Josep Domingo-Ferrer
(Universitat Rovira i Virgili, Tarragona, Catalonia, and LAAS-CNRS, Toulouse, France)
Bio: Josep Domingo-Ferrer (Fellow, IEEE and Distinguished Scientist, ACM) received BSc-MSc and PhD degrees in computer science (Autonomous University of Barcelona), a BSc-MSc in mathematics (UNED) and an MA in philosophy (U. Paris Nanterre). He is a distinguished full professor of computer science and an ICREA-Acadèmia research professor at Universitat Rovira i Virgili, Tarragona, Catalonia, where he also leads CYBERCAT (Center for Cybersecurity Research of Catalonia). He is currently also affiliated as an invited professor with LAAS-CNRS, Toulouse, France. His research interests include data privacy, data security, trustworthy machine learning, and ethics in IT.
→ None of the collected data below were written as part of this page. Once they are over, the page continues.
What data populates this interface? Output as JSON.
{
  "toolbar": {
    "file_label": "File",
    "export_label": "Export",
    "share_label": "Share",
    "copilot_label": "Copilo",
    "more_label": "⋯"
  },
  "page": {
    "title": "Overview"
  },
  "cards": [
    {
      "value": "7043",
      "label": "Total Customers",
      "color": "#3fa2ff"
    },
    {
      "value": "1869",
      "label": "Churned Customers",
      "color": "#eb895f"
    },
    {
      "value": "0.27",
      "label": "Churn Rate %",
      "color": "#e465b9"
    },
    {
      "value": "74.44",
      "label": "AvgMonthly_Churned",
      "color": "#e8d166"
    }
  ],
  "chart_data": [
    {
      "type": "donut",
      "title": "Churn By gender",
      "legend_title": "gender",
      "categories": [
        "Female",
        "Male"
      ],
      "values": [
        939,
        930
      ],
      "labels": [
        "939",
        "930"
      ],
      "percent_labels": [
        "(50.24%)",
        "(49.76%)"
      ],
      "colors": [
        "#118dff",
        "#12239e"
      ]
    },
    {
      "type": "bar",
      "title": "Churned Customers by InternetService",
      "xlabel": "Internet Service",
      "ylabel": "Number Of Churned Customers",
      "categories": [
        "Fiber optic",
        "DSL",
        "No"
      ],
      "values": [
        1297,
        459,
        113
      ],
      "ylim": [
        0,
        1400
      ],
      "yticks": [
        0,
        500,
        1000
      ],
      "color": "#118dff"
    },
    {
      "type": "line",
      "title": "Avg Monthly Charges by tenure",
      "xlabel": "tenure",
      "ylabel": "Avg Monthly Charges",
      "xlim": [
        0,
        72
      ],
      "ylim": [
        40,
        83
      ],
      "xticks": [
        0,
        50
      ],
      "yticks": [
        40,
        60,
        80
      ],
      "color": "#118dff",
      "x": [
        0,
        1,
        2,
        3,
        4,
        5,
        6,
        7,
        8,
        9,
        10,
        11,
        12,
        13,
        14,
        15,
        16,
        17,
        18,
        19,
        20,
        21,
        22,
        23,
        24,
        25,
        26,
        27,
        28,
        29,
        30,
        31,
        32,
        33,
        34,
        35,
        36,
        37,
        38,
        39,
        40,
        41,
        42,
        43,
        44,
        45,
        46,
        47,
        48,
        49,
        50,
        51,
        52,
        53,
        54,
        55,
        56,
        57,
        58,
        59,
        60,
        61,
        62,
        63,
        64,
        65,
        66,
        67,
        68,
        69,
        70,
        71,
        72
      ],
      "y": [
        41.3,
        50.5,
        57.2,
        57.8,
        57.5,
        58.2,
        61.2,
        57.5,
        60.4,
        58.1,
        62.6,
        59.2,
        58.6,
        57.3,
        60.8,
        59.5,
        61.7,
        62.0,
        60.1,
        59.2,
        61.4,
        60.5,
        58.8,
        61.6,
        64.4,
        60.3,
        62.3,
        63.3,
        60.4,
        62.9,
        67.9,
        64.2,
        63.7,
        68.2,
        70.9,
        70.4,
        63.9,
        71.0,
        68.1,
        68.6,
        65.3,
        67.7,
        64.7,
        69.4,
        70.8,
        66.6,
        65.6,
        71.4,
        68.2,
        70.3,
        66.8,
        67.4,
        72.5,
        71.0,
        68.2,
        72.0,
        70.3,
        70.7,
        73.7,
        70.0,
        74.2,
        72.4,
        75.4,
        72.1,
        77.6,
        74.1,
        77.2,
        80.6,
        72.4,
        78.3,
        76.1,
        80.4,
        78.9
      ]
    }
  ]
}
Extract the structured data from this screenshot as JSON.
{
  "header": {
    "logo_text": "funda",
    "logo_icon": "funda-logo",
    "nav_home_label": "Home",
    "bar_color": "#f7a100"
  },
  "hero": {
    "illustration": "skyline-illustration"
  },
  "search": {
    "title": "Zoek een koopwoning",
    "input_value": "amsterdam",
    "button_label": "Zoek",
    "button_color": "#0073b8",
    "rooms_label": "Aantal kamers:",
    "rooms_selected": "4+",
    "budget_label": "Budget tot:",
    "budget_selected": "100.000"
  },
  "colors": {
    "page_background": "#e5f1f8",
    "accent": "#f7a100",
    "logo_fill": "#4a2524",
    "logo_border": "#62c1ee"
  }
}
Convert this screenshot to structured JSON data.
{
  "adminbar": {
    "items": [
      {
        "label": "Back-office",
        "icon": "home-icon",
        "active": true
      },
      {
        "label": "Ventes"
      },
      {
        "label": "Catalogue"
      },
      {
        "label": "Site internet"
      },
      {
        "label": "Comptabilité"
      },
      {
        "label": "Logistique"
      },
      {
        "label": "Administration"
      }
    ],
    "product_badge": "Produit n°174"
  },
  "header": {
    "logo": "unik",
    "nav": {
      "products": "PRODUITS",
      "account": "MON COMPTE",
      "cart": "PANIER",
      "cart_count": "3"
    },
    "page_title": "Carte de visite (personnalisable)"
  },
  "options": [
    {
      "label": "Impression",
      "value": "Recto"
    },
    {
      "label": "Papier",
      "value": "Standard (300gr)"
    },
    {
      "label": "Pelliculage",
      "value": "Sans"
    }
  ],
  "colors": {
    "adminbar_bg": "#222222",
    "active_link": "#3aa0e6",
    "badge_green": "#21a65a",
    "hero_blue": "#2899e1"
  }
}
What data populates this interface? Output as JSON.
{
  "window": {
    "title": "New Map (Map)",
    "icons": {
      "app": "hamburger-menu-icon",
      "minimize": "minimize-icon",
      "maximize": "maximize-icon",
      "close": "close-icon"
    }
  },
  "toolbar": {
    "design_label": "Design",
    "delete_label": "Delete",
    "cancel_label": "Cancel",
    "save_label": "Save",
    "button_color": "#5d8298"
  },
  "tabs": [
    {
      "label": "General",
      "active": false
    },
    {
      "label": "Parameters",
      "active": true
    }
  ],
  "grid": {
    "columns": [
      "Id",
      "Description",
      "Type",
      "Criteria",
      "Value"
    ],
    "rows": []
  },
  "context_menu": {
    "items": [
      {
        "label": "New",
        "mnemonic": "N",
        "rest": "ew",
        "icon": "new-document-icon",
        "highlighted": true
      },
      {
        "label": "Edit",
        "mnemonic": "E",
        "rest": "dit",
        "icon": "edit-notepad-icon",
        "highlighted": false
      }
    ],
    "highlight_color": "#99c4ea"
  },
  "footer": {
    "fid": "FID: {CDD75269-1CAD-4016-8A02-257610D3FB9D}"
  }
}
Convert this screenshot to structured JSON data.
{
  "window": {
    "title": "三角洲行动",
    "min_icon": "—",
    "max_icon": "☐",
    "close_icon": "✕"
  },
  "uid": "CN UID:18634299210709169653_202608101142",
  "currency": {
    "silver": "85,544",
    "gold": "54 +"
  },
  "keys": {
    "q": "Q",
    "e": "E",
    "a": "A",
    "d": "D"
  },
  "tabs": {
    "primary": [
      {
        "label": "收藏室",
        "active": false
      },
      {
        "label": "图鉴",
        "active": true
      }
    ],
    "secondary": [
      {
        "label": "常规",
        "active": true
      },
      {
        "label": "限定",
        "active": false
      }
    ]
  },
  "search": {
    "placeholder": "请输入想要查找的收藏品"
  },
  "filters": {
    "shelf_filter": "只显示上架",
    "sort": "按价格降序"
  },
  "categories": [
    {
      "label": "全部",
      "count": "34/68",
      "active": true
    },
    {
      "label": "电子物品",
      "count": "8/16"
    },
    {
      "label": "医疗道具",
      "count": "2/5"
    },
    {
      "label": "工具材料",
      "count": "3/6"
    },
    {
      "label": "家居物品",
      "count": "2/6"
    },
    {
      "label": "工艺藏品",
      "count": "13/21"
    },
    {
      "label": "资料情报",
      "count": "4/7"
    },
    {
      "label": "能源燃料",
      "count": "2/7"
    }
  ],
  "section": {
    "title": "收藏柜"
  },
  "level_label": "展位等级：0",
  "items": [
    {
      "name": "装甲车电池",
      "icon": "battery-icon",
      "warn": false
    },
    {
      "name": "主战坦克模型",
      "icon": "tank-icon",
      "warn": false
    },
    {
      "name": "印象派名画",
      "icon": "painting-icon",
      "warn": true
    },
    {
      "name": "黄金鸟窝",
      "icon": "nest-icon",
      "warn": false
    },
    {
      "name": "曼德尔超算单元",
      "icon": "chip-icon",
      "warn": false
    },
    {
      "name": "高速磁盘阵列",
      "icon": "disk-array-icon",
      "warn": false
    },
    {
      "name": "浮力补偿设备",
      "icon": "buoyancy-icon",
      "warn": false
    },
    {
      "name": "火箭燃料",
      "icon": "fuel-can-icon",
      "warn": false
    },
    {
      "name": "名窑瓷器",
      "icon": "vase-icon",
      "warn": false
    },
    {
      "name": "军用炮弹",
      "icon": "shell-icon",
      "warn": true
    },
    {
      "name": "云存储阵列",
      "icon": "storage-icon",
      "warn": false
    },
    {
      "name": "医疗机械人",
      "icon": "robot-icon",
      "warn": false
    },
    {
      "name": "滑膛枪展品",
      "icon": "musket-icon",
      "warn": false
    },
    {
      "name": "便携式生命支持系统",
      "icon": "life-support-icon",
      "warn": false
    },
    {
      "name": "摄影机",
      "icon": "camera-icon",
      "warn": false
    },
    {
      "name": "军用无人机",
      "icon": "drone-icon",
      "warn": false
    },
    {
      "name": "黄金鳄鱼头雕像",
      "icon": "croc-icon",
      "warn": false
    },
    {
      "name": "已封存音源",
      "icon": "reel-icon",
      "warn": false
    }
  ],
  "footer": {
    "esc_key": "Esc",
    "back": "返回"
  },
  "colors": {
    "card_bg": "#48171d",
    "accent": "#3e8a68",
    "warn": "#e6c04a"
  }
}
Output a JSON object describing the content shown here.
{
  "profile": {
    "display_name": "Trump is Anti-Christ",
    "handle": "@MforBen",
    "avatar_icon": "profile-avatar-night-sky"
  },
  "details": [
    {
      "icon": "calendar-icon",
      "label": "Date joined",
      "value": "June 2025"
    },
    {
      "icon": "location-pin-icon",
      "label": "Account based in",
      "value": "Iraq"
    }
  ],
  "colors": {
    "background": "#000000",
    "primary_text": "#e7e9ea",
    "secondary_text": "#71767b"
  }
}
More details: https://crises-deim.urv.cat/jdomingo
Contact him at josep.domingo@urv.cat
Keynote #3
Title: TBA
Abtsract: TBA

Emmanuel Cottais
(Agence Nationale de la Sécurité des Systèmes d'Information (ANSSI), France)

Jose Lopes Esteves
(Deputy Head of the Wireless Security Lab at Agence Nationale de la Sécurité des Systèmes d'Information (ANSSI), France)
Bio: Emmanuel Cottais received his degree in electronics engineering from the Polytechnic School of the University of Nantes (Polytech’Nantes) in 2002, and a PhD in electronics from the University of Nantes in 2005. After developing an interest in digital communications, he joined ANSSI in 2016 and currently holds the position of expert in electromagnetic security. His research activities focus on the risks associated with electromagnetic waves on information security.
Bio: José Lopes Esteves is the deputy head of the Wireless Security Laboratory at the ANSSI, the French Cybersecurity Agency. He holds a PhD in computer science from HESAM University and CNAM Paris and focuses his research on the exploitation of intentional electromagnetic interference on electronic devices and the security of wireless protocols and embedded systems. He is VP of the commission E for France at the International Union of Radio Science (URSI) and an active member of the IFIP WG11.2.